Miss Lily Banquette – My Secret Love
When You Don’t Own Me enters the UK top 40 on Friday the 4th December 2015 it will, incredibly, be the first time the song has ever charted in the UK. It’s one of those songs that you just kind of assume was a huge hit – but it wasn’t. In fact its original performer Lesley Gore – a proper phenomenon in the US – only ever managed two top 40 entries in the UK. The song, however, has become a classic, kept in the public eye in the 1980s thanks to a Blow Monkeys cover on the Dirty Dancing soundtrack, and in the 1990s by Bette Midler, Diane Keaton and Goldie Hawn in The First Wives Club. Its current resurgence comes courtesy of Grace feat. G-Eazy (and, fact fans, it’s once again produced by Quincy Jones) following its use as the soundbed for this year’s House of Fraser Christmas advert, and of course Lauren Murray doing it on The X Factor.
Hearing it again put me in the mood for that peculiarly 1960s brand of highly affected pop, where the stresses of being a teenager in love often ended very badly indeed – see Leader of the Pack by the Shangri-Las and Gore’s own It’s My Party and Judy’s Turn to Cry. As a genre it was pretty short-lived, but a late addition to it came in 1996 thanks to the film Grace of My Heart, a glorious ramble through American pop history from the office-based songwriting factory of New York’s Brill Building through to the poncho-based pop of Laurel Canyon and the California Sound. It’s wonderful for all sorts of reasons – Ileana Douglas as the Carole King-ish Denise Waverley in particular, though even dear old Patsy Kensit comes off well – but its chief masterstroke is the soundtrack, which paired era-appropriate songwriters with modern day musicians.
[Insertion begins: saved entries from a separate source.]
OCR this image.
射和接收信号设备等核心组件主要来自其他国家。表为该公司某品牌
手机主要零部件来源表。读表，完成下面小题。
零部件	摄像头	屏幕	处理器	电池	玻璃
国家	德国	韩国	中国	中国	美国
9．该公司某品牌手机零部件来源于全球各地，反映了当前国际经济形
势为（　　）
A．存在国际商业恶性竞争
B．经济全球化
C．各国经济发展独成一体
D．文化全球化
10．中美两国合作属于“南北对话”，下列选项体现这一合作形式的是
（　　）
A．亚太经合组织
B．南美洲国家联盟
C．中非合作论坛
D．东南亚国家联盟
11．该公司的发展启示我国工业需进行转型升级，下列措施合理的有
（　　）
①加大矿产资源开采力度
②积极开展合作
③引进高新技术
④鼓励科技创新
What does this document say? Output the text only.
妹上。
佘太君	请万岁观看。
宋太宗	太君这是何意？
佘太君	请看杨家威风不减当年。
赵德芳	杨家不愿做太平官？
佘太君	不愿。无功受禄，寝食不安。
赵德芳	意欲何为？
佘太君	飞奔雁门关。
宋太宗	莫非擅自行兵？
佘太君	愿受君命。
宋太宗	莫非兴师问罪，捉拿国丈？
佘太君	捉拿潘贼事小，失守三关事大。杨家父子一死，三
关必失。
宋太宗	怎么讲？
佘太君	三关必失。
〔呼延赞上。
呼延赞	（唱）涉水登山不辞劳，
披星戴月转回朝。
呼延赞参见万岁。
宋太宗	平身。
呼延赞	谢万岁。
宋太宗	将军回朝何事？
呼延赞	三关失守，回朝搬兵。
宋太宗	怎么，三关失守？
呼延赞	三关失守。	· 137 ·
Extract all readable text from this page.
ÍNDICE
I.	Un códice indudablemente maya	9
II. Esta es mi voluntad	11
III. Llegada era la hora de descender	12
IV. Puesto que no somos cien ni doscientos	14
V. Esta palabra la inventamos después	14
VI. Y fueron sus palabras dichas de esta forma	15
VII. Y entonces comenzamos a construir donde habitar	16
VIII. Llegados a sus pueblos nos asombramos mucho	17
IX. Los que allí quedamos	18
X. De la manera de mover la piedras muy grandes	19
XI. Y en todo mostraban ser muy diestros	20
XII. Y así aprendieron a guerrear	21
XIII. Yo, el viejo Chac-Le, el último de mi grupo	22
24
The results are quite, quite spectacular, and chief among them is My Secret Love.
In the film, the song accompanies a brief sub-plot focussed on the Lesley Gore-esque Kelly Porter (played wonderfully, and with tremendous hair, by Bridget Fonda). A teen idol and closeted lesbian who is visibly coming apart, Denise pens My Secret Love as a way to let her release some of the pressure without destroying her career – it’s a coming out anthem cunningly disguised as another ‘good girl meets bad boy’ melodrama: “Love / Has never been easy for me / Can’t you see / I have always been lonely / Faith / It seems like a mystery / Girls like me / Have to hide our hearts away”.
Now, this is where things get a bit meta. The song was written Larry Klein and David Baerwald, who were paired with…you guessed it: Lesley Gore. While her pop stardom had ended in 1967 with California Nights, she’d gone on to become a songwriter of some note, receiving an Oscar nomination (with her brother Michael) for 1980’s Out Here On My Own from the movie Fame. My Secret Love was the answer to a question that no-one had really thought to ask back in 1963, and one that Gore could never have dared answer. She liked girls, but she represented clean-cut American youth, where cardigans were always buttoned right up to the top and a teenage girl’s life revolved around the approval of boys. She wasn’t even allowed to sing A Groovy Kind of Love for fear that her use of the word ‘groovy’ might make parents think she was some kind of beatnik.
My Secret Love – sung with perfectly period clipped anguish by Lily Banquette of the lounge band Combustible Edison – is, primarily, a brilliant pop song. With its almost violent string arrangement and billowing orchestral flourishes, it’s a beautiful recreation of the era, full of intense teenage yearnings where every heartbreak might as well be the end of the world. But this one has real meaning – while there’s no doubt that lovestruck teens feel things very deeply, a line like “I refuse / To think of losing you / I won’t give the world / The chance of accusing you” floors you completely. How many people – not least among them Gore herself – went through (and continue to go through) this? In a song that lands as many punches as it pulls, perhaps this one is the hardest: “Like Romeo and Juliet / They will chase us to our deaths / Then voice their false regret / The liars”. Overly dramatic? Maybe. True? Undoubtedly. To borrow a line from another song: you would cry too if it happened to you.
I really hope that in writing it, Gore, who sadly died earlier this year, was finally able to add a full stop to a sentence that had been unfinished for a long, long time – and in such style too. What a woman.
Entered chart: was not released
Who could sing this today and have a hit? Well, the beauty of this song is that it’s very adaptable. The subtext is so expertly hidden that in theory, you could be singing about an obsession with shoes – which is my way of saying it could easily turn up in a Christmas advert this time next year, probably sung by Meghan Trainor.